Rozkleszczyłem maskę i zacząłem powoli demontować wszsytkie uszkodzone elementy. Okazało się że leciutko nas samym końcu, tuz przy mocowaniu zderzaka, jest zniekształcona podłużnica, ale kilka ruchów naprzemian gumowym i metalowym młoteczkiem i wyciągnięte jak nowe. Co innego z fartuchem, pod błotnikiem, bo był bardziej pogięty, a raczej nie bardzo go wycinać gdyż jest tam pole numeryczne. Trochę go podprostowałem i jest, ale co sie naszarpałem z nim to moje;)
Załatwiłem chłodnicę wody (80zł) i zaczałem uruchamiać silnik.

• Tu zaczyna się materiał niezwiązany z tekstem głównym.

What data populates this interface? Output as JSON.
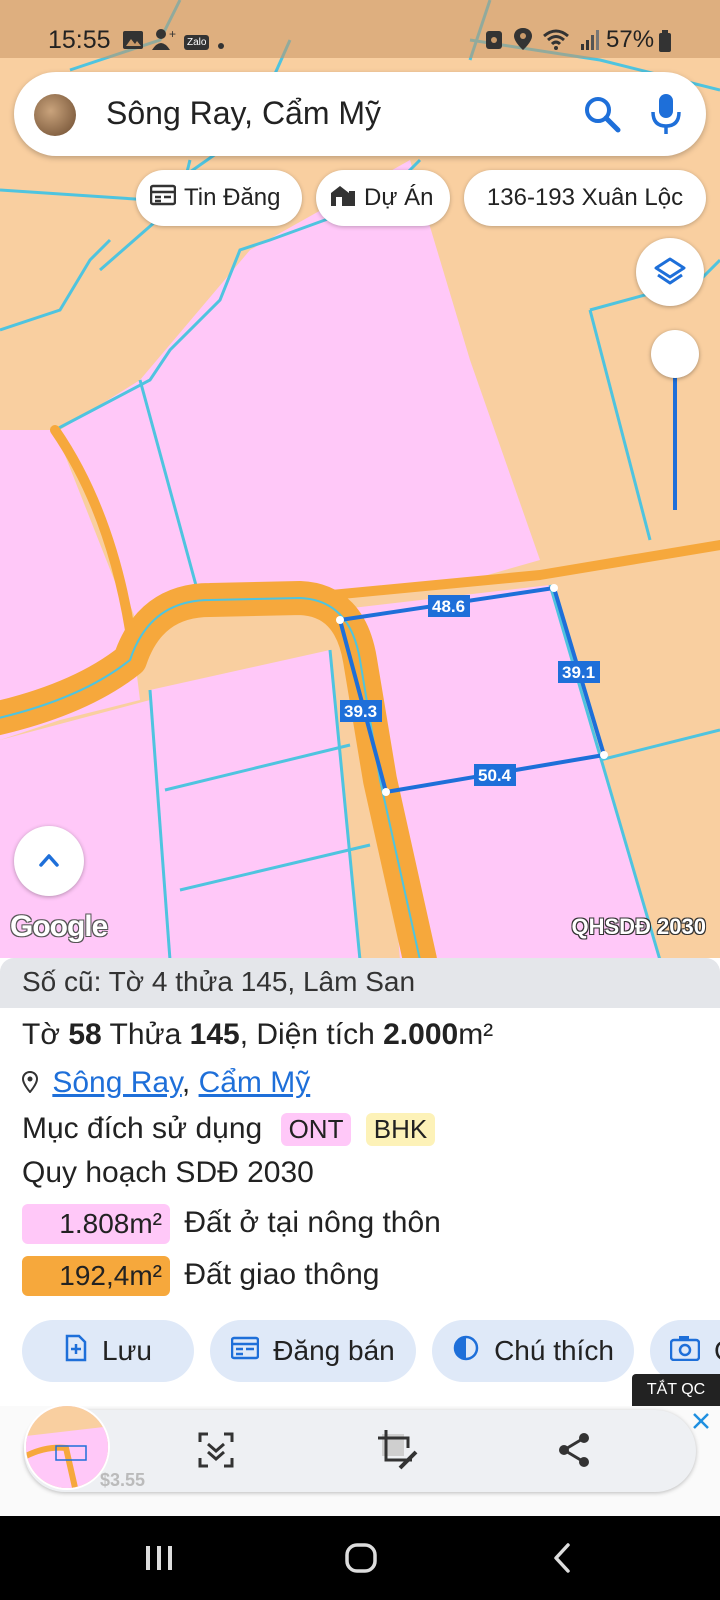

Miałem poważne problemy z kopceniem jak diesel, na szczęście po wymianie przepustnicy wraz z czujnikiem położenia (130zł), objawy minęły.
Następnie udało mi się wyrwac maske za kilka złociszy (80zł) i kolejne elementy takie jak wzmocnienie przednie pod lampy (100zł), belkę między podłużnicami (50zł).


następnie udało mi się załatwić za skromne 300zł zderzak, atrapę i lampy.


Błotnik prawy postanowiłem reanimować, gdyz oprócz licznych zdeformowań, jest w bardzo dobrym stanie jeśli chodzi o ocynk i brak korozji, a koszty trzeba ciąć


a dziś wstępnie go prysnąłem:



ciąg dalszy nastąpi wkrótce, bo chciałem go tylko na początek ogarnąć blacharsko. Picował bedę poźniej. A jest co picować, bo na codzień jeździła nim ekipa budowlana. W środku jest wiecej cekolu niż niz na całym skladzie budowlanym...
Czekają mnie teraz atrakcje mechaniczne: Musze powymieniać łożyska kół, sworznie, drążki stabilizatorów i końcówki kierownicze. Najważniejsze jednak, od czego musze zacząć, to na początek muszę się zająć załatwieniem i wymianą listwy kierowniczej bo cieknie z jednej strony. A że robię to hobbystycznie, to dłubanina jeszcze potrwa.. ;)

arek - 2011-10-06, 20:45

Bardzo ciekawe podejście do przedstawienia samochodu - tak jak by od tyłu, ale gratuluje pomysłu i życzę wytrwałości w odbudowie auta. Fotki środka możesz wstawić :)
Criss - 2011-10-06, 21:09

ciekawie ciekawie, garatuluje cierpliwosci i czasu wlozonego ;] jaka juz Arek wspomnial... "pokaz kotku co masz w srodku" :D
Goalkeper - 2011-10-06, 21:48

Prawie jak z reklamy P206 :D To kto się piszę na nową safrane ? Kolega zrobi :) A odnośnie bryki to szczerze powiem, że nie wiem czy bym wytrzymał takie napięcie przy doprowadzaniu autka do stanu używalności. Gratulacje i powodzenia.
fiatt - 2011-10-07, 07:03

Powiem Wam szczerze że w środku się na razie wstydzę pokazać, bo jak wspomniałem, jeździła nim ekipa budowlana. Wszystko co mogli, kolmpletnie zasyfili i zniszczyli. Odkręciłem ostatnio tunel środkowy, zabrałem go do domu, wziąłem nożyk do tapet oraz gąbki do naczyń i skrobałem brud... więc naprawdę się troszkę wstydzę, zanim nie doprowadzę go w miarę do porządku.
Z wyposażenia dodatkowego ma: radio, wspomaganie kierownicy, przednie szyby elektryczne i szyberdach. ;)
Goalkeper napisał/a:
Prawie jak z reklamy P206 To kto się piszę na nową safrane ? Kolega zrobi
w związku z moim pechem do kupna parchów, takie rzeźby już prostowałem, że z laguny moge śmiało zrobić safrane kombi po FL-u ;)
Goalkeper napisał/a:
że nie wiem czy bym wytrzymał takie napięcie przy doprowadzaniu autka do stanu używalności
niestety zawsze jak kupie auto, to mam takiego pecha że jest dorżniętę jak kobyła po westernie, a mocno przypicowane. I nie ważne czy jest to auto za 10.000 czy za 30.000 :zawstydzony: Za każdym razem muszę je rozbierać na kawałki i wykonać kapitalną odbudowę, więc postanowiłem tym razem nie przepłacać przy zakupie, a mieć ten sam efekt :]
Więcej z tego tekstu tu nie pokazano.